Friday, July 23, 2010

Peace at the Watering Hole



Coyote photographed earlier this year in Rocky Mountain National Park.


It’s easy enough to make a case for climate change in northeast Ohio this summer. We’re going through one of our longer periods of extended hot weather. Anything above 90 degrees is a big deal around here. We’ve had a month of it. Television stations, nightly, cover the subject of summer heat in the city as if it didn’t just happen yesterday.
Even with last night’s rain the thermometer was bumping against 80 degrees at 7 a.m. this morning. I opted to get my bike ride out of the way early to beat the heat. Little did I realize, the heat had already won the competition before I even had my shoes on.
The bike trail was relatively cool, at least in the shady spots.

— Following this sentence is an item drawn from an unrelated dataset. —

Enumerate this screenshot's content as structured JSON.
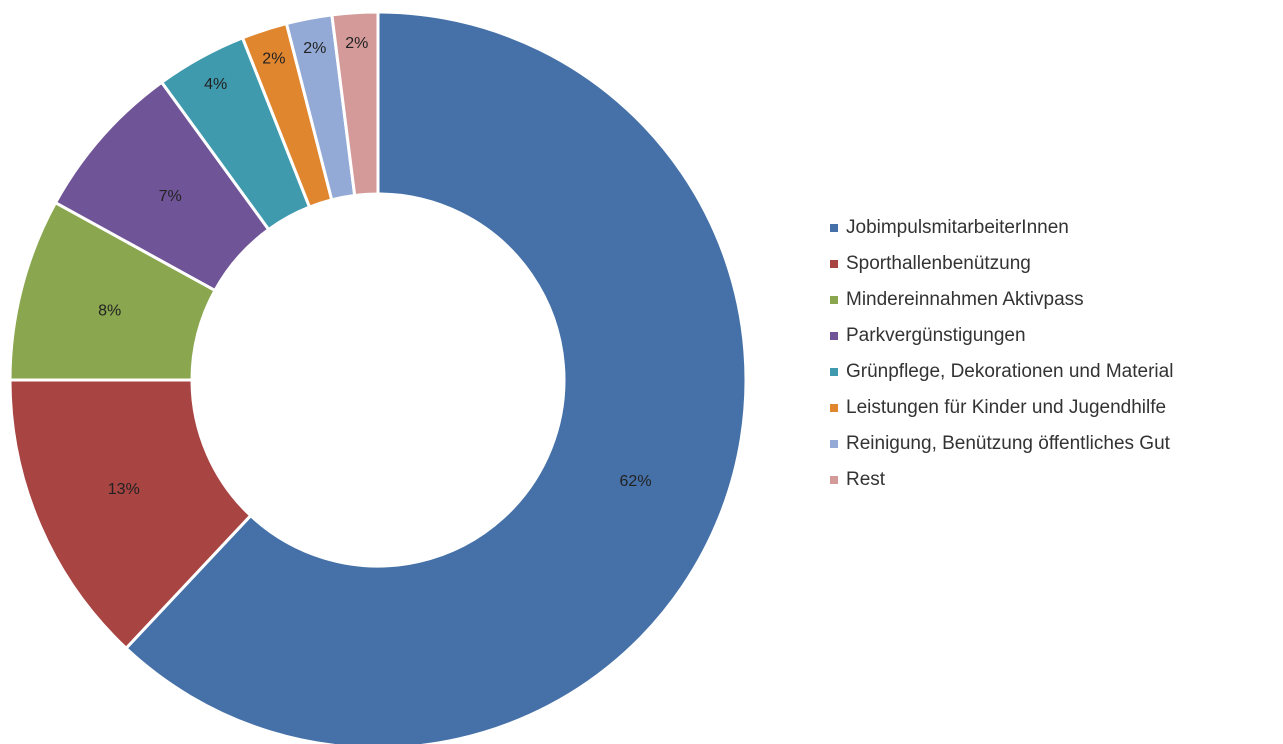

Rain puddles dotted the asphalt in the shady spots as well, adding a bit of challenge—unless you’re an eight-year-old kid who goes looking for puddles to ride through. As I neared my turnaround point, I noticed a large, dark shape in the shadows at the middle of the trail. I slowed a bit when I realized I was looking at two coyotes, drinking from a puddle. When I was about 50 feet away, the one on the left looked up at me, took another drink, then both bolted into the nearby woods.
I was at the spot where they had been in a matter of seconds, yet I could not see them in the woods. Great stealth and camouflage, I thought.
I continued to my turn-around point about 100 yards further up the trail. I made a quick turn, pumped by this close encounter of the furred kind—the reason many of us head into the wilderness. Okay, a bike trail in semi-suburbia is not exactly the wilderness. Fortunately, some of the wilderness is coming to us these days.
I immediately focused on the spot where the coyotes had been. I saw a small shape now huddled over the same puddle. It was an opossum. It could not have been three minutes between the two sightings. And while coyotes tend to prey on smaller rodents, I suspect that opossum is sometimes on the menu.
The opossum did not play possum. No panic on its part. I slowed nearly to a stop as I drifted by, giving it plenty of space on the six-foot-wide path. It watched me glide by, maybe unsure of what this colorful creature was. Its attitude was the same as we might assume when viewing an alien from outer space. Out of morbid curiosity I looked around for the coyotes. I wondered if I’d witness what I was sure would be the opossum’s last drink of water.
Nothing happened. Unlike human coming’s and going’s, when nothing happens in the animal world, it’s news.